当時IMFも同じような数字を発表しています。

しかし今、世界の金融機関が抱えることになる損失額見通しについては、

220兆円(IMFの1月末推計2.2兆ドル;本日の日経新聞参照)から、多いもので550兆円(みずほ証券ほか;詳しくはネット上の元データがアクセス不能となった為「こちら」参照)とか、800兆円(金融救済策の合計費用推定;ニューズウィーク誌2008年12月24日)といった推定数字さえ目にするようになりました。

最大の問題は、いったい幾らの損失になるのか、予想することさえ、このように困難なことです。

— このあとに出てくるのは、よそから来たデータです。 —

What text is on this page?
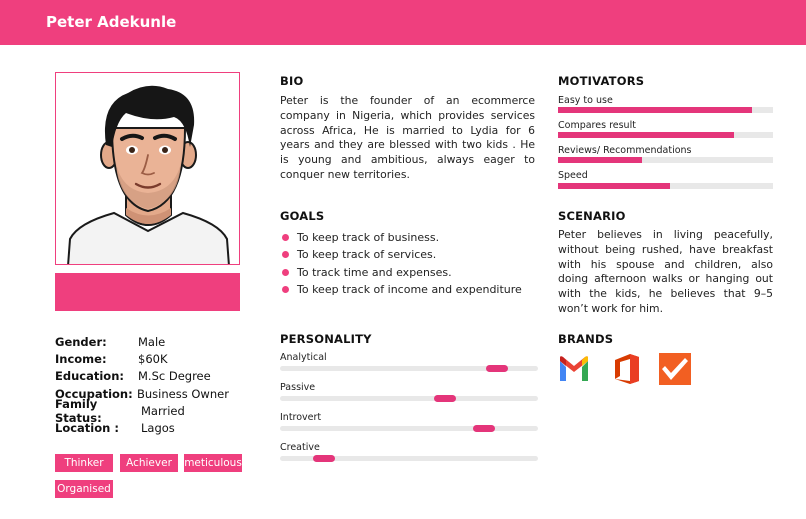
Peter Adekunle
Gender:	Male
Income:	$60K
Education:	M.Sc Degree
Occupation: Business Owner
Family Status:
Married
Location :	Lagos
Thinker	Achiever	meticulous
Organised
BIO
Peter is the founder of an ecommerce company in Nigeria, which provides services across Africa, He is married to Lydia for 6 years and they are blessed with two kids . He is young and ambitious, always eager to conquer new territories.
GOALS
To keep track of business.
To keep track of services.
To track time and expenses.
To keep track of income and expenditure
PERSONALITY
Analytical
Passive
Introvert
Creative
MOTIVATORS
Easy to use
Compares result
Reviews/ Recommendations
Speed
SCENARIO
Peter believes in living peacefully, without being rushed, have breakfast with his spouse and children, also doing afternoon walks or hanging out with the kids, he believes that 9–5 won’t work for him.
BRANDS
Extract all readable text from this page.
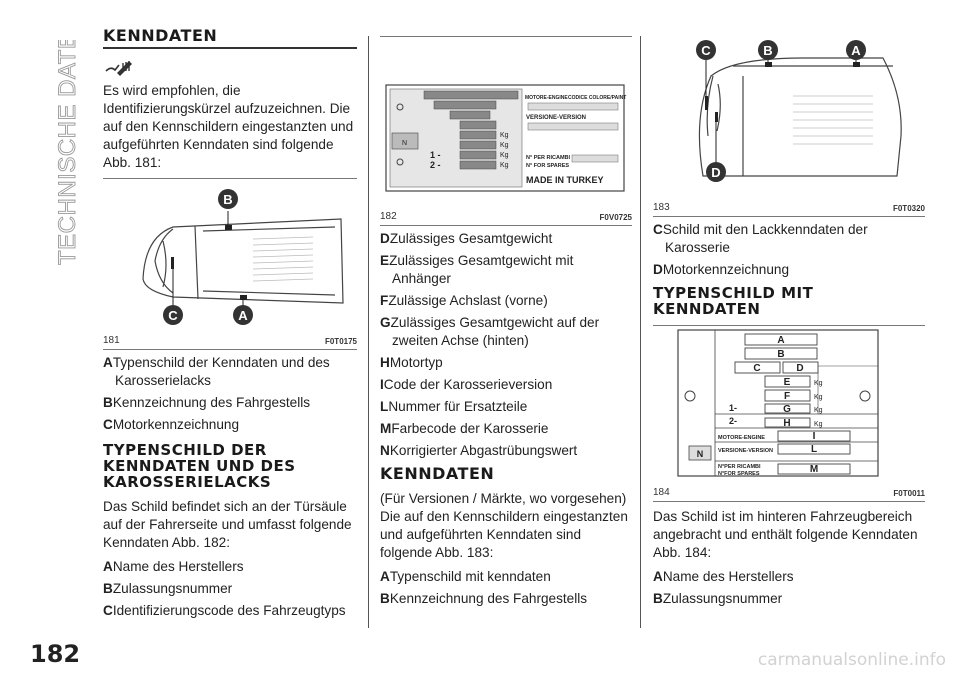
TECHNISCHE DATEN KENNDATEN

Es wird empfohlen, die Identifizierungskürzel aufzuzeichnen. Die auf den Kennschildern eingestanzten und aufgeführten Kenndaten sind folgende Abb. 181:

B
C	A
181	F0T0175
ATypenschild der Kenndaten und des Karosserielacks
BKennzeichnung des Fahrgestells
CMotorkennzeichnung
TYPENSCHILD DER KENNDATEN UND DES KAROSSERIELACKS

Das Schild befindet sich an der Türsäule auf der Fahrerseite und umfasst folgende Kenndaten Abb. 182:

AName des Herstellers
BZulassungsnummer
CIdentifizierungscode des Fahrzeugtyps
N
1 -
2 -
Kg
Kg
Kg
Kg
MOTORE-ENGINE CODICE COLORE/PAINT
VERSIONE-VERSION
N° PER RICAMBI
N° FOR SPARES
MADE IN TURKEY
182	F0V0725
DZulässiges Gesamtgewicht
EZulässiges Gesamtgewicht mit Anhänger
FZulässige Achslast (vorne)
GZulässiges Gesamtgewicht auf der zweiten Achse (hinten)
HMotortyp
ICode der Karosserieversion
LNummer für Ersatzteile
MFarbecode der Karosserie
NKorrigierter Abgastrübungswert
KENNDATEN

(Für Versionen / Märkte, wo vorgesehen)

Die auf den Kennschildern eingestanzten und aufgeführten Kenndaten sind folgende Abb. 183:

ATypenschild mit kenndaten
BKennzeichnung des Fahrgestells
C	B	A
D
183	F0T0320
CSchild mit den Lackkenndaten der Karosserie
DMotorkennzeichnung
TYPENSCHILD MIT KENNDATEN
A
B
C	D
E
F
G
H
I
L
M
N
1-
2-
Kg
Kg
Kg
Kg
MOTORE-ENGINE
VERSIONE-VERSION
N°PER RICAMBI
N°FOR SPARES
184	F0T0011

Das Schild ist im hinteren Fahrzeugbereich angebracht und enthält folgende Kenndaten Abb. 184:

AName des Herstellers
BZulassungsnummer
182	carmanualsonline.info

しかし、(a) サブプライムの直接的な最大損失として上記で計算した30兆円と、(b) もう一方の220兆円とか800兆円といった最大推定損失の間にはあまりにも大きな差があります。

少なくとも我々が対峙しているのはサブプライムの問題だけではない。

答えを先に言ってしまいますと、問題の本質は、「証券化商品などの金融商品の一部に時価がつかなくなってしまった」ということにあります。

次回以降もう少し詳しく見ていきましょう。